Manahen dit : « Voilà ! » et à l’intérieur d’une fente de la paroi rocheuse, il lance un cri qui ressemble à la plainte d’un gros hibou.

Venant du fond, une lueur rougeâtre s’avance par un autre couloir rocheux, pourtant fermé en haut. Joseph survient :

« Le Maître ? demande-t-il, car il ne voit pas Jésus qui se tient un peu en arrière.

– Je suis ici, Joseph. Paix à toi.

– A toi, la paix. Viens ! Venez. Nous avons fait du feu pour voir les serpents et les scorpions et pour chasser le froid. Je vous précède. »

Il fait demi-tour et, par les lacets du sentier dans les entrailles de la montagne, il les conduit vers un endroit éclairé par des flammes. Là, près du foyer, se trouve Nicodème, qui jette des branches de genévrier sur le feu.

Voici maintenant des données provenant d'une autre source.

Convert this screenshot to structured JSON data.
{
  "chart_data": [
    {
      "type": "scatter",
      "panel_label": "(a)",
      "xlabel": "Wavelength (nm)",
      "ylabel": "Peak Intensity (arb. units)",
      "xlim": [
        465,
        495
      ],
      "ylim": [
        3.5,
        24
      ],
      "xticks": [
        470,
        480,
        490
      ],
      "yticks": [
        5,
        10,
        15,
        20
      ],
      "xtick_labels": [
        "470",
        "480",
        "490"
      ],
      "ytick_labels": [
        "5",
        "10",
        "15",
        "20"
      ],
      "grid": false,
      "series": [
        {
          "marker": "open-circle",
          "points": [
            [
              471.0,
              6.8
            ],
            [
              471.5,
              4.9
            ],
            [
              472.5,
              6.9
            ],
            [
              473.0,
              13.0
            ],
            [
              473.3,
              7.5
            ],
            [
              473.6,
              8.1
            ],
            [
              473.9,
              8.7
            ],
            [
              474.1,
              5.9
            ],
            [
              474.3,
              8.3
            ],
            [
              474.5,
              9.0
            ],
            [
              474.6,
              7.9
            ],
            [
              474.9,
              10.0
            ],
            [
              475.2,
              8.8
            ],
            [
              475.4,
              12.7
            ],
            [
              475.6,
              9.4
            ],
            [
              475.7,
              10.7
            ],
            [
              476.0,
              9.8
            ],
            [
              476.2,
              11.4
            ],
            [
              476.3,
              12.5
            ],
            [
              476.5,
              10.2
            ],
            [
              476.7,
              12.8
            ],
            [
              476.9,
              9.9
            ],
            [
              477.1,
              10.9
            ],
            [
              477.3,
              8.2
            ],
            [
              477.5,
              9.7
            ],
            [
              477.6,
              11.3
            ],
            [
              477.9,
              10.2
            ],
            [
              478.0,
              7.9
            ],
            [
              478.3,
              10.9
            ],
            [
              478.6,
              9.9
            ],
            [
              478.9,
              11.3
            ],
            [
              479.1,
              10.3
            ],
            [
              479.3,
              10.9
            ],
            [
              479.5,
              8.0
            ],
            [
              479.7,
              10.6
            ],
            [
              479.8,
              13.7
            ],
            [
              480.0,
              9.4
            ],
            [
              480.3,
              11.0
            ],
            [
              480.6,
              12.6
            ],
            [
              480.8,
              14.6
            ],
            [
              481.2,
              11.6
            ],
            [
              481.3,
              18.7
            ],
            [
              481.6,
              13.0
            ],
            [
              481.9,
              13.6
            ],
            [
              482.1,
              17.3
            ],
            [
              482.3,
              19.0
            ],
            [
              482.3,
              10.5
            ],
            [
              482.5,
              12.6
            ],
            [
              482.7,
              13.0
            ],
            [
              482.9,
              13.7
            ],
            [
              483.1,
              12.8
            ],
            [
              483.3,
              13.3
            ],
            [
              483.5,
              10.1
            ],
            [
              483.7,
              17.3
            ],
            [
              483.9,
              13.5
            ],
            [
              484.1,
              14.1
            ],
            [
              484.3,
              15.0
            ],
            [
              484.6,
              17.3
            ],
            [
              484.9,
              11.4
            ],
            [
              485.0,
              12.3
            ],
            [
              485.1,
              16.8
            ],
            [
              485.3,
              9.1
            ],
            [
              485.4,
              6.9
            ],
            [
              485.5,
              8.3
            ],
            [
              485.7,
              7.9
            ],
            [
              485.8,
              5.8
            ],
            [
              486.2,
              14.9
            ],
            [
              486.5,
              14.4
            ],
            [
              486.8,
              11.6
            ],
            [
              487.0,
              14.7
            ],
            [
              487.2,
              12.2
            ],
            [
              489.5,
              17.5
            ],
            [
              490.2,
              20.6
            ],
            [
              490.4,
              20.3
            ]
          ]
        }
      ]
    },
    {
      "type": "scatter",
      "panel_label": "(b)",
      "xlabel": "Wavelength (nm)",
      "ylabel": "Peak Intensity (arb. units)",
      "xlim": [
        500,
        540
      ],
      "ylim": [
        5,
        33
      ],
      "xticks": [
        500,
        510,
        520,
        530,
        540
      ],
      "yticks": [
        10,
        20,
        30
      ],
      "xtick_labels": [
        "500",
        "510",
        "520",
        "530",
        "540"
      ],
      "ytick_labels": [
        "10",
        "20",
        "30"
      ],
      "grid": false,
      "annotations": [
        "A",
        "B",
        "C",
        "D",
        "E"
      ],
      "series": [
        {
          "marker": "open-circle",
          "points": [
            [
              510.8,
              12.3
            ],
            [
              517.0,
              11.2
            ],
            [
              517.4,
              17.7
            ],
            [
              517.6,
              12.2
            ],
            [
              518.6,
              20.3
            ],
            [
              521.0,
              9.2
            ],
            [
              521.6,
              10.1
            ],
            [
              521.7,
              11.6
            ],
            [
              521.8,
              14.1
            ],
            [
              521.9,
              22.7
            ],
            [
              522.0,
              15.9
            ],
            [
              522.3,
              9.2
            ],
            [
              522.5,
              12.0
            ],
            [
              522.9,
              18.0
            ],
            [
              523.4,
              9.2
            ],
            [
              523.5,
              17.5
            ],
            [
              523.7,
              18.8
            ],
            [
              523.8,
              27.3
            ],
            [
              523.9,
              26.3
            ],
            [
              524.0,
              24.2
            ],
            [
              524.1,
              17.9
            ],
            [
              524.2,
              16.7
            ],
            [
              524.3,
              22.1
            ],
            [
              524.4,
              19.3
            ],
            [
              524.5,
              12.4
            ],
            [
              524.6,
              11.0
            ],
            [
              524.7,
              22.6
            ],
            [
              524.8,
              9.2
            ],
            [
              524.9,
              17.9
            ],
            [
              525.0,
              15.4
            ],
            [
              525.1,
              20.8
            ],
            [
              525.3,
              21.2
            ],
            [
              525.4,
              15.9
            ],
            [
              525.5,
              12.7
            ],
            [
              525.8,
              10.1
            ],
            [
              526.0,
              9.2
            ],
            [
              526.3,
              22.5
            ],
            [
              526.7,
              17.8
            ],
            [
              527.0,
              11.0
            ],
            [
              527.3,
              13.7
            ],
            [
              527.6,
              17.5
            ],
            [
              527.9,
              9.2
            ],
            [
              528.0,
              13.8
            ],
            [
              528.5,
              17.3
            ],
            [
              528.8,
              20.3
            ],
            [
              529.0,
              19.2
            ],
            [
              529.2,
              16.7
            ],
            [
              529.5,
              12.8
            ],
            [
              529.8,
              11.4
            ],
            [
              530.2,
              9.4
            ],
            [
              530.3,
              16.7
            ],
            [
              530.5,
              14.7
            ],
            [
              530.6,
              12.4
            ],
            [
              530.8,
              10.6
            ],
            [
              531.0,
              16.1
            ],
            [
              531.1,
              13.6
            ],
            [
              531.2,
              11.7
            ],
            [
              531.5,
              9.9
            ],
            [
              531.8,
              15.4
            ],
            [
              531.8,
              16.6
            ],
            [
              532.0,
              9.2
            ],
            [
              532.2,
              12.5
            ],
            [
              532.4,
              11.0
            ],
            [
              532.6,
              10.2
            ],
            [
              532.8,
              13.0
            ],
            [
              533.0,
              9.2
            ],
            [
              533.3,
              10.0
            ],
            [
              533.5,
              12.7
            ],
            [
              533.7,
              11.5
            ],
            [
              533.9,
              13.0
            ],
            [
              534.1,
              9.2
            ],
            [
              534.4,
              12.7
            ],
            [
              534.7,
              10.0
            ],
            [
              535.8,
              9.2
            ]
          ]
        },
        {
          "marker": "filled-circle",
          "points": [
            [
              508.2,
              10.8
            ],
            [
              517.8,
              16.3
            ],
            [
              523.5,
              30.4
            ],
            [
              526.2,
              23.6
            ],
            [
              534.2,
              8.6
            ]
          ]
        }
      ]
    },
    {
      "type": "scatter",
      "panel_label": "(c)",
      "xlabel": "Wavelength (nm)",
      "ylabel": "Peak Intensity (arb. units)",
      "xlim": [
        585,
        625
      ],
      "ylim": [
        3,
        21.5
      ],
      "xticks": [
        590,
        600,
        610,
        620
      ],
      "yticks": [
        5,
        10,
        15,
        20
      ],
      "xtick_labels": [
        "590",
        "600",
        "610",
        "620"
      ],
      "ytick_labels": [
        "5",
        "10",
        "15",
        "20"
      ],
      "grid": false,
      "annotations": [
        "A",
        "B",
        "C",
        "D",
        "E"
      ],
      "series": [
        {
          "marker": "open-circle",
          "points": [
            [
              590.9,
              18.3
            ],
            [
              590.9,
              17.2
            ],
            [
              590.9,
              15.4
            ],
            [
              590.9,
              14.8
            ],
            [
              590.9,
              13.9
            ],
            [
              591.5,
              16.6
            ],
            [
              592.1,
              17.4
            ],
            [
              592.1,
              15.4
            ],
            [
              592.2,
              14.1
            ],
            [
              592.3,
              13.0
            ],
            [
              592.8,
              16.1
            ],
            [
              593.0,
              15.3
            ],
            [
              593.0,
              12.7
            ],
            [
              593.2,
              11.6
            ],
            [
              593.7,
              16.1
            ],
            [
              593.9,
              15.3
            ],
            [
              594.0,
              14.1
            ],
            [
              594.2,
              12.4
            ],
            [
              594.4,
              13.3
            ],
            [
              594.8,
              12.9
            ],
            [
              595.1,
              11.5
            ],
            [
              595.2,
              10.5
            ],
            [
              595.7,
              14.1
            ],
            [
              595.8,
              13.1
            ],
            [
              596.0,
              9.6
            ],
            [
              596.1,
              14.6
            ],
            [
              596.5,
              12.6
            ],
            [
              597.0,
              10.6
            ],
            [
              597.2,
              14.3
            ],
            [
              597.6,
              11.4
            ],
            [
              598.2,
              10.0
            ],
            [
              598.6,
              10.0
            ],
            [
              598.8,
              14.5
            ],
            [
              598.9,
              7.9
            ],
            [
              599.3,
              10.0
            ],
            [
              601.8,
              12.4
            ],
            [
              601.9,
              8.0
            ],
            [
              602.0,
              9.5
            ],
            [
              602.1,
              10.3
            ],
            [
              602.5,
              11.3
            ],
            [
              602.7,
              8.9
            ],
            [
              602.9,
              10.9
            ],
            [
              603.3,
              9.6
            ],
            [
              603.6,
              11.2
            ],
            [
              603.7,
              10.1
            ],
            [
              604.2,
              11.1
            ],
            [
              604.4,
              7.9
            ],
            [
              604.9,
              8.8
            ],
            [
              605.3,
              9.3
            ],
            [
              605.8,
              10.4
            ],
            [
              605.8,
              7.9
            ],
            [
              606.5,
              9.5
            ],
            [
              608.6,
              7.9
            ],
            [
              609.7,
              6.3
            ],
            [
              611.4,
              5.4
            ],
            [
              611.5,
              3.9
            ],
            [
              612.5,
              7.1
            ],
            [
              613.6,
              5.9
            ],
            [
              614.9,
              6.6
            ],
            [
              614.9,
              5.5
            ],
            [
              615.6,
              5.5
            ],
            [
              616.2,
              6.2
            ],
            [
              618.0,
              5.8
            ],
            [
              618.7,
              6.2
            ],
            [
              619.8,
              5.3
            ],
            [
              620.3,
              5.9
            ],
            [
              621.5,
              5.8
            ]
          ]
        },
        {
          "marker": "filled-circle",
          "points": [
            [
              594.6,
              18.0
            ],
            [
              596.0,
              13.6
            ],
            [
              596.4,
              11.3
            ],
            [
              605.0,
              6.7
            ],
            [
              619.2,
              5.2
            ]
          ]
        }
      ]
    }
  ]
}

« Paix à toi aussi, Nicodème. Me voici parmi vous.

560.3

Parlez.

– Maître, personne ne s’est aperçu de ta venue ?

– Et qui donc, Nicodème ?

– Tes apôtres ne sont pas avec toi ?

– Jean et Judas seulement. Les autres évangélisent depuis le lendemain du sabbat jusqu’au crépuscule du vendredi. Mais j’ai quitté la maison avant sexte en disant qu’il ne fallait pas m’attendre avant l’aube du lendemain du sabbat. Ils sont désormais trop habitués à mes absences de plusieurs heures pour que cela éveille des soupçons chez quelqu’un. Soyez donc tranquilles. Nous avons tout le temps de parler sans aucune crainte d’être surpris. Ici… l’endroit est commode.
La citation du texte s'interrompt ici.